The country is the most divided that I have ever seen it.  I'm scared for my friends of color, I'm  scared for my immigrant friends, I'm scared for the LGBTQ+ community, I'm scared for women.

But I'm struggling to find my place in this new in country because I had two options:

1. I could hide behind the color of my skin, I can hide my sexual identity because as a bisexual, I can keep quiet about my struggled with anxiety and mental health, I can let men decided what is to be done with my body, I could hold my tongue about sexual assault, I could sit back and watch while minority groups are harassed and scared for their lives because that is what's easy for me.

But that's bullshit.

I think that J.K. Rowling put it best when she said,  “Dark times lie ahead of us and there will be a time when we must choose between what is easy and what is right." I've never been one to sit ideally by and watch as bad things happen, the easy road doesn't really appeal to me. 

So that leaves number two.

2. This option is harder, but in my experience doing what is right isn't always easy. I will stand by my friends of color, in the LGBTQ community, with disabilities, with vaginas (because it's a reproductive organ and not a bad word), who are immigrants, who are Muslim, who are Jewish.  I will stand for anyone who is fearful for their safely because the last three days have seen a rise in hate crimes and hateful language. 

There are times where I wish that I was blind to all of this, that I had my head in the sand, but then I think about all of the people that I love who are directly effected and it strengthens my resolve. 

So I guess what I'm trying to say is, I'm here for a fight.  I'm here to stand tall and not back down. I"m here to be an amplifier for the voices that are being shouted over. I am here and I'm not going anywhere. 

I want to end with a message to my fellow white people.  Do not devalue someone's fear because you are not afraid.  The color of your skin protects you from a lot of the current climate, but that doesn't mean the fear isn't real. 

Since election night there have been countless reports of hate crimes and of hate fueled vandalism. The fear that minorities feel is real and cannot be overlooked merely because you don't understand it.
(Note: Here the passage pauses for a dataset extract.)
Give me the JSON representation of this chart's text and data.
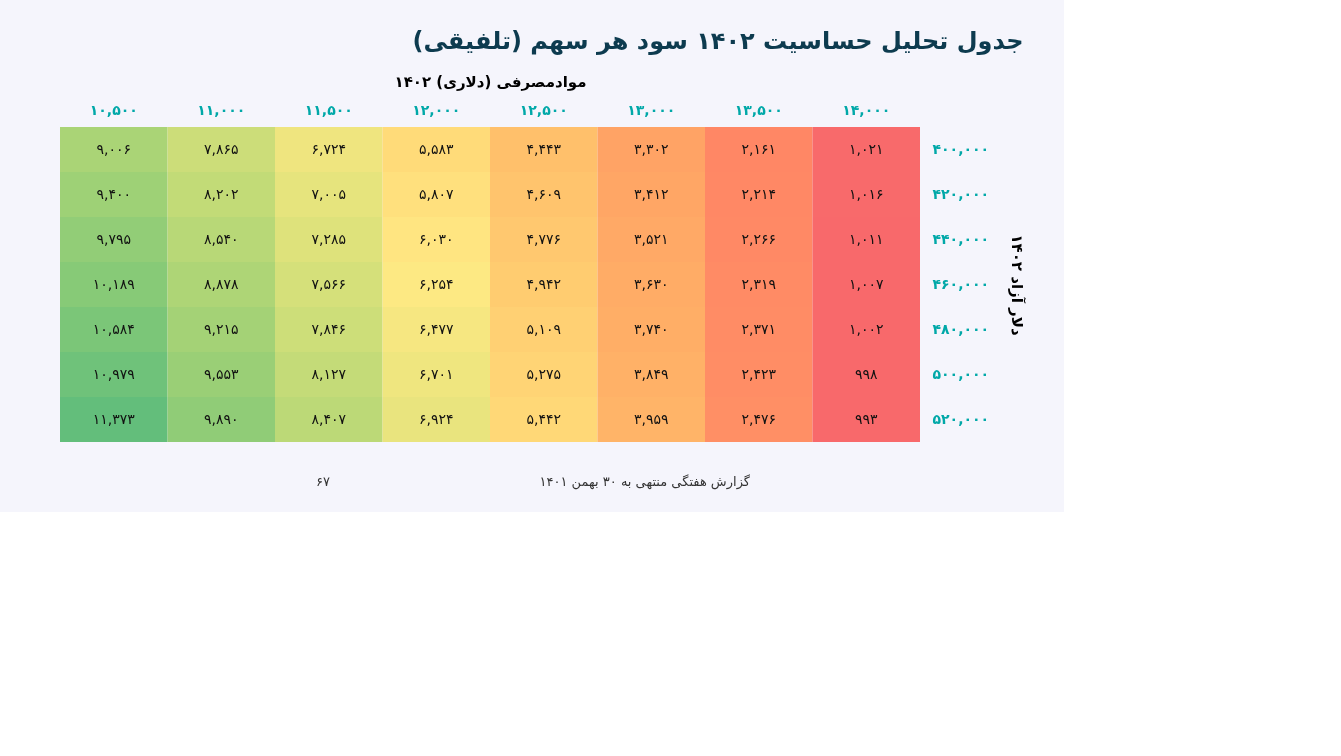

Don't believe me, look here, here, here, here, here, or simply Google, hate crimes since election. 

I am aware that Donald isn't the one out there committing these crimes, but it is the people that he inspired with his hateful, fear mongering, racist, bigoted language. 

This is the time for white people to step up.  When you step back and watch you become part of the problem.  This is your call to action.  When you see hate being spewed, intervene. Prove that you're better than bigotry, prove that America truly can be great if we all work together to move forward, not back.